The trend comes as rural hospitals nationwide grapple with financial instability and dwindling patient volumes. Many have been forced to consider mergers or acquisitions by larger,often urban-based,health systems,raising concerns about the future of healthcare in these communities. Unlike acquisitions, these networks aim to bolster existing services and maintain local decision-making, offering a different path to sustainability.
Gabby Wilkie, finance director at St.Kateri hospital in Rolla, North Dakota, explained that Caret Health staff proactively contacted patients behind on annual checkups, screenings, and vaccinations, emphasizing the importance of preventative care before scheduling appointments. “To be honest, we didn’t have the resources to reach out,” Wilkie said, noting the hospital estimates it would have cost $300,000 to conduct similar outreach to 1,000 patients. The partnership with Caret Health, funded in part by Cibolo Health and the Rough Rider Network, is projected to generate over $100,000 in revenue as those patients receive care.

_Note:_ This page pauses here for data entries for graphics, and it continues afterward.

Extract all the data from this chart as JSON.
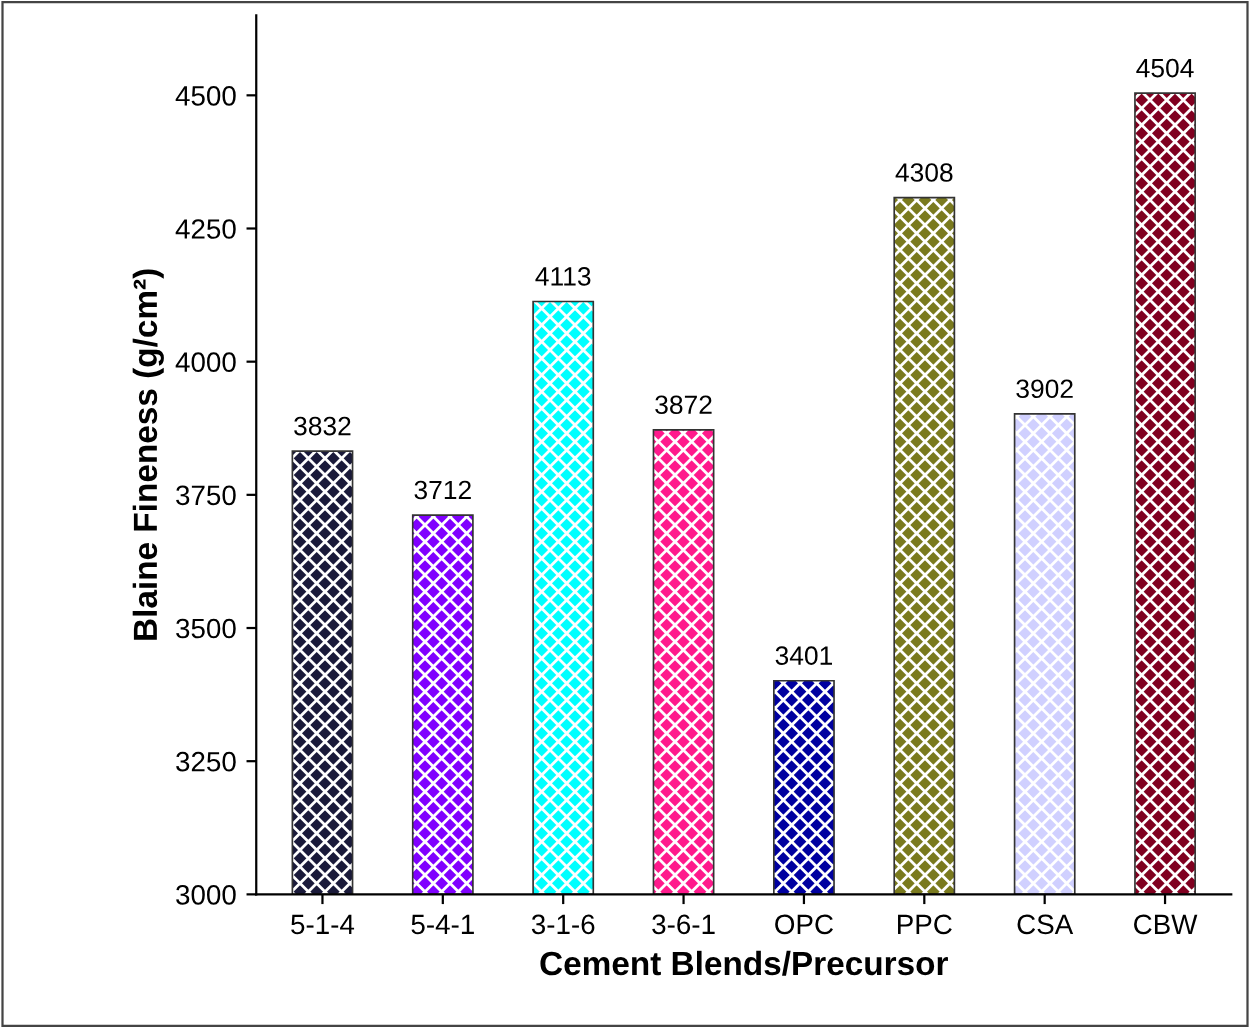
{
  "chart_data": {
    "type": "bar",
    "xlabel": "Cement Blends/Precursor",
    "ylabel": "Blaine Fineness (g/cm²)",
    "categories": [
      "5-1-4",
      "5-4-1",
      "3-1-6",
      "3-6-1",
      "OPC",
      "PPC",
      "CSA",
      "CBW"
    ],
    "values": [
      3832,
      3712,
      4113,
      3872,
      3401,
      4308,
      3902,
      4504
    ],
    "colors": [
      "#1a1a3a",
      "#8000ff",
      "#00ffff",
      "#ff1a8c",
      "#0000a0",
      "#7a7a1e",
      "#d0d0ff",
      "#800020"
    ],
    "ylim": [
      3000,
      4650
    ],
    "yticks": [
      3000,
      3250,
      3500,
      3750,
      4000,
      4250,
      4500
    ],
    "data_labels": true,
    "grid": false,
    "legend": false
  }
}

This collaborative model extends beyond outreach. The Rough Rider Network, for example, is utilizing mobile imaging services to bring critical diagnostics directly to patients. retta Jacobi of Bowman, North Dakota, recently received an MRI scan in a mobile semitrailer operated by Southwest Healthcare Services, facilitated by Kevin Kraft, a medical assistant and the truck’s driver. without the mobile unit, Jacobi faced a ten-hour round trip to Bismarck for the scan.
“Anytime we can maintain more local control,it’s a good thing for our small towns,” Jacobi said,adding she is now receiving medication and physical therapy based on the MRI results,with a potential ultrasound-guided steroid shot as a next step if needed.
According to network leaders, maintaining local control is vital not only for patient access but also for the economic health of rural areas, where hospitals are often major employers. Goebel emphasized that larger health systems acquiring rural hospitals sometimes lead to service reductions and staff layoffs.
The initiative is now expanding to other network hospitals, offering a potential model for rural healthcare systems nationwide seeking to navigate a changing landscape and preserve their independence.